Assim como as histórias infantis, que são passadas de geração em geração e muita gente nunca teve contato com a versão original, aconteceu com o Gato de Schrödinger. A ideia faz parte do artigo A Situação Atual da Mecânica Quântica, publicado em 1935, dizendo que: "qualquer um pode mesmo montar casos bem ridículos". Pois é.
Na descrição original, Schrödinger propõe trancar o gato em uma câmara de aço, junto de um frasco de veneno, um martelo, um contador Geiger (que mede radiação) e uma porçãozinha de substância radioativa. A caixa é fechada por 1 hora e, nesse tempo, a substância pode emitir ou não radiação, acionando o contador, que aciona o martelo e quebra o frasco de veneno, matando o gato.
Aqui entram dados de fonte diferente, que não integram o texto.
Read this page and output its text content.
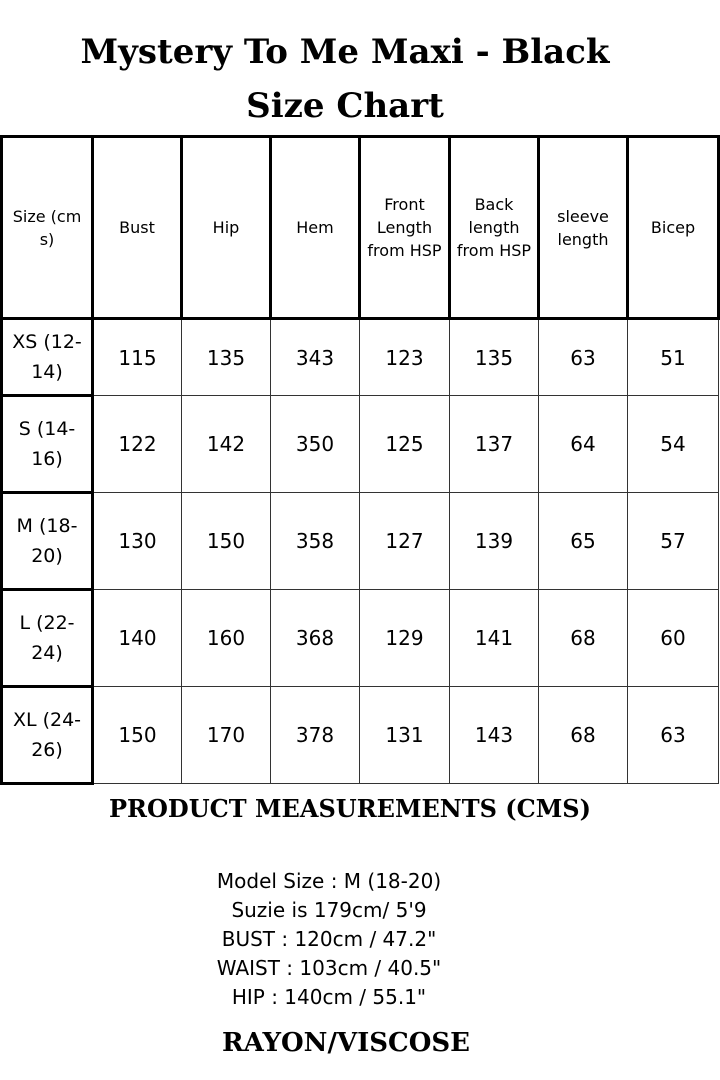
Mystery To Me Maxi - Black
Size Chart
Size (cm s)	Bust	Hip	Hem	Front Length from HSP	Back length from HSP	sleeve length	Bicep
XS (12-14)	115	135	343	123	135	63	51
S (14-16)	122	142	350	125	137	64	54
M (18-20)	130	150	358	127	139	65	57
L (22-24)	140	160	368	129	141	68	60
XL (24-26)	150	170	378	131	143	68	63
PRODUCT MEASUREMENTS (CMS)
Model Size : M (18-20)
Suzie is 179cm/ 5'9
BUST : 120cm / 47.2"
WAIST : 103cm / 40.5"
HIP : 140cm / 55.1"
RAYON/VISCOSE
Pela interpretação de Copenhagen, os átomos da substância radioativa permanecem em um estado de superposição até que alguém os observe. Se o átomo está em dois estados — emitir e não emitir radiação —, então o sistema foi e não foi acionando, deixando o gato vivo e morto ao mesmo tempo. O negócio é absurdo, porque gatos só podem estar vivos ou mortos, né?
Exatamente! Essa foi a maneira que Schrödinger utilizou para mostrar que ele não acreditava na interpretação de Copenhagen. "Isso previne-nos de tão ingenuamente aceitarmos como válido um 'modelo impreciso' para representar a realidade", escreveu ele.
O gato está vivo E morto! (Imagem: Wikimedia Commons)
Então, isso quer dizer que, depois dessa surra argumentativa, o mundo inteiro se curvou à genialidade de Erwin Schrödinger e jogou fora a interpretação de Copenhagen? Não é bem assim. Como dito, Mecânica (ou Física) Quântica é um assunto que confunde até quem é da área, então imagine uma pessoa de Humanas, como este redator aqui...
Schrödinger queria demonstrar que a interpretação de Copenhagen era absurda, mas ela ainda é uma teoria muito aceita para explicar fenômenos subatômicos. Mesmo assim, a história do gato demonstrou algumas incoerências da teoria (que rendem debate até hoje) e levantou a hipótese de existir algum limite entre o "mundo quântico" e o "mundo real".
Os cientistas ainda não sabem qual é esse limite nem o que impede que a superposição dos estados não seja observada em objetos maiores (como um gato). O dia que descobrirem isso, objetos e até seres humanos poderiam entrar em um estado quântico de estar em dois lugares ao mesmo tempo ou vivos e mortos em simultâneo. A ciência já chegou ao ponto de fazer isso com alguns milhares de átomos, mas não com objetos maiores formados por vários tipos de átomo (como um gato).
Além disso, foi a partir de seus escritos sobre o gato "vivo-morto" e debates que se seguiram, que Schrödinger ajudou a criar o conceito de entrelaçamento quântico. Em resumo, partículas que necessariamente têm uma contraparte que está no estado oposto: se uma está viva, a outra está morta, e as duas estão sempre ligadas, por exemplo. Essas ideias são muito importantes para a área de Computação Quântica. Já a questão da observação, proposta no problema do Gato de Schrödinger, ajudou a desenvolver tecnologias de fibra óptica.
O debate, na Ciência, continua; e o gato está mais vivo do que nunca!
Esse gatinho está morto — de sono (Imagem: Pexels)
Para terminar, é interessante observar que o Gato de Schrödinger, diferente de outras ideias da Física Quântica, acabou entrando na cultura popular. Desde os anos 1930, surgiram obras de ficção científica com esse gato como personagem, além de referências em várias outras (Dirk Gently's Holistic Detective Agency, de Douglas Adams, por exemplo).
O problema — ou suas versões anedóticas resumidas — serviram aos roteiros de muitas séries, de The Big Bang Theory, passando por Futurama, Phineas & Ferb, Rick & Morty, até o sucesso recente Dark, da Netflix. Também há vários exemplos em jogos, como Portal e Ghost Trick.
As teorias da Mecânica Quântica também inspiraram um monte de coaches que falam de "pensamento positivo" e metem umas menções à "física" no meio do texto para tentar colocar um pouco de ciência no seu "blá-blá-blá", mas esses a gente desconsidera.
E se esse texto sobre o Gato de Schrödinger está bom ou não também é algo que depende do observador. Espero que, na observação dos leitores, esteja tudo certo e, então, a minha carreira no Mega Curioso continue viva!